Selon lui, c’est par exemple le cas de la sécurité intérieure. Grâce à leurs immenses bases de données d’image, Google et Facebook peuvent ainsi aujourd’hui faire de la reconnaissance faciale bien plus efficacement que n’importe quel service de renseignement étatique. Or, celle-ci est une composante essentielle dans la lutte contre la criminalité, puisqu’elle permet l’identification des suspects. « Le logiciel de reconnaissance facial de Google obtient aujourd’hui un taux de reconnaissance de 99,63%. » affirme-t-il. « Pour arriver à ce résultat, il s’est entraîné sur 200 millions d’images. Aucun état n’a accès à une telle base de données, et même s’il les avait, il n’aurait pas le droit de les utiliser. » Ces entreprises deviennent de fait des alliés de choix pour les états souhaitant garantir la sécurité de leurs citoyens. Rappelons que les États-Unis demandent depuis décembre aux visiteurs étrangers de communiquer leurs comptes sur les réseaux sociaux...

L’ubiquité des grands noms du Net

Les autres domaines régaliens sont également concernés. « Aux États-Unis, certains tribunaux décident de placer ou non un suspect en détention provisoire en fonction de la probabilité qu’il récidive, probabilité calculée à l’aide des masses de données (Big Data). » Les entreprises spécialisées dans le traitement de ces données ont donc également leur rôle à jouer dans le secteur judiciaire. La sphère éducative est elle aussi concernée. Ainsi, en France, l’éducation nationale a signé un accord avec Microsoft. En vertu de celui-ci, l’entreprise est chargée d’« accompagner la formation des enseignants pour les préparer à l’animation de cours spécifiques sur l’apprentissage du code. » Les logiciels de Microsoft seront également utilisés dans les écoles. Citons encore la sphère financière, où Blockchain et Bitcoin viennent remettre en cause la compétence exclusive des états à battre monnaie, ou encore la recherche, avec les travaux de la société Calico (fondée par Google) qui analyse le génome pour comprendre les causes du vieillissement.

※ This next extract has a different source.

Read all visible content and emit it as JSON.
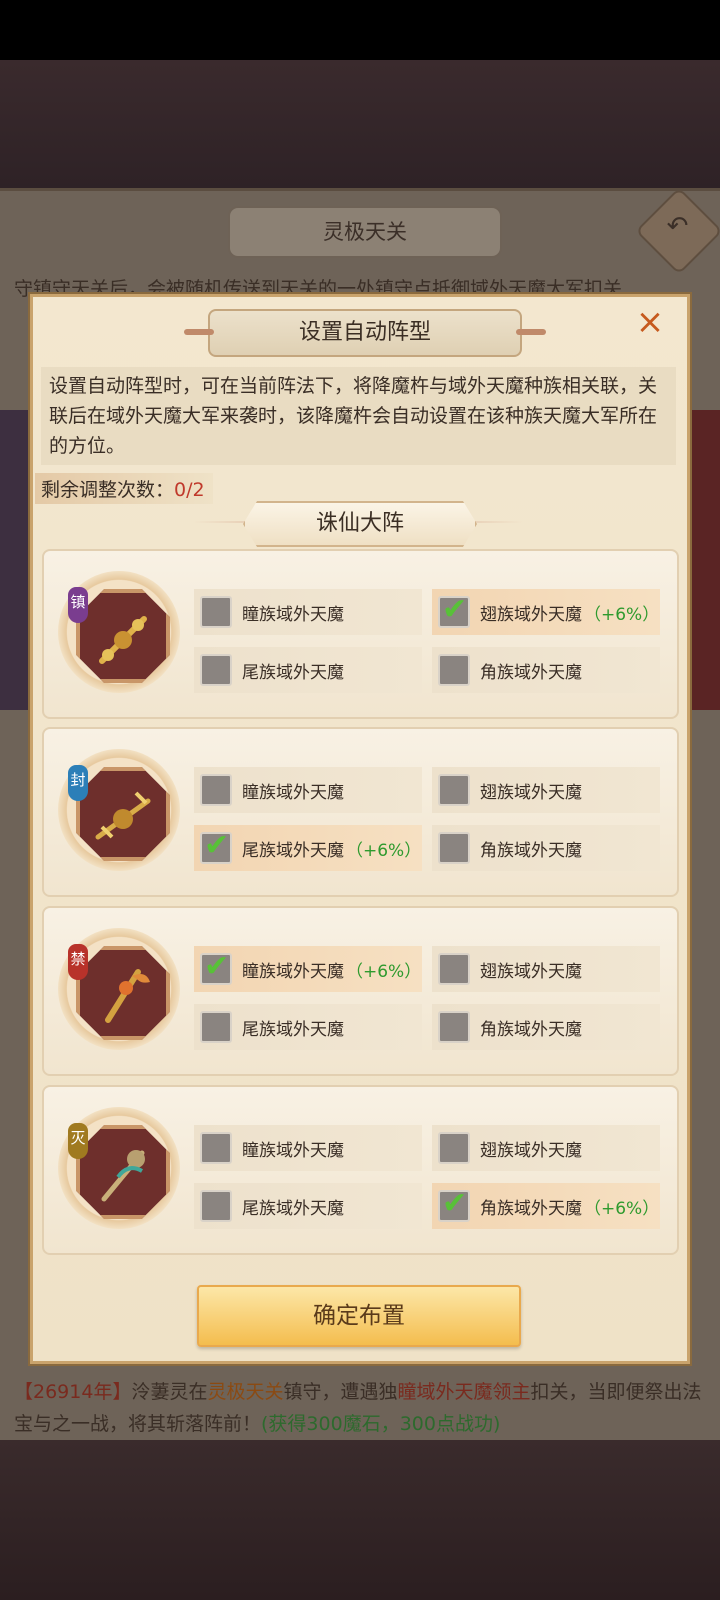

Justice, finances, sécurité… autant de secteurs où les géants de l’internet s’imposent comme des acteurs majeurs, avec qui les états peuvent choisir de collaborer, ou au contraire d’entrer en conflit, mais qu’ils ne peuvent en aucun cas ignorer. La décision du Danemark se lit comme une prise en compte de cette réalité. On peut toutefois y voir deux intentions différentes. La première lecture est politique : le Danemark souhaite désormais considérer ces entreprises comme des acteurs politiques à part entière, au même titre que les autres états souverains. Il faut donc négocier avec eux, sur un mode diplomatique, pour parvenir à des accords correspondant aux intérêts de chacun. Intégrer, en somme, les acteurs numériques dans les relations internationales telles que nous les connaissons aujourd’hui. La seconde lecture est davantage tournée vers la révolution que représente l’Internet. En nommant un ambassadeur numérique, le Danemark prend acte de la digitalisation croissante du monde, et de la dématérialisation des rapports qui l'accompagne.

… Ou faire des états des acteurs digitaux comme les autres ?

Aujourd’hui, le modèle ‘classique’ des états dirigeant chacun des territoires donnés est en train, sinon de se fissurer, du moins d’évoluer. On voit ainsi, avec l’essor du numérique, s’établir des communautés transnationales, s’affranchissant des états, des frontières et de toute territorialité tangible. C’est le cas de la communauté Facebook, par exemple. En créant Paypal, Peter Thiel souhaitait lui aussi créer une communauté économique transnationale.

Ainsi, le Danemark prend acte de cette digitalisation croissante du monde, et souhaite convertir sa diplomatie à ce nouvel état de fait. L’important n’est plus uniquement de dialoguer avec des entités politiques correspondant à un territoire donné, mais de prendre en considération tous les acteurs susceptibles de peser à l’ère numérique. La digitalisation des rapports prévaut sur leur tangibilité. Il est donc probable, selon cette hypothèse, que le Danemark n’ait, à terme, plus un ministre des affaires étrangères et un ambassadeur digital, mais tout simplement un ministre des affaires étrangères et digitales.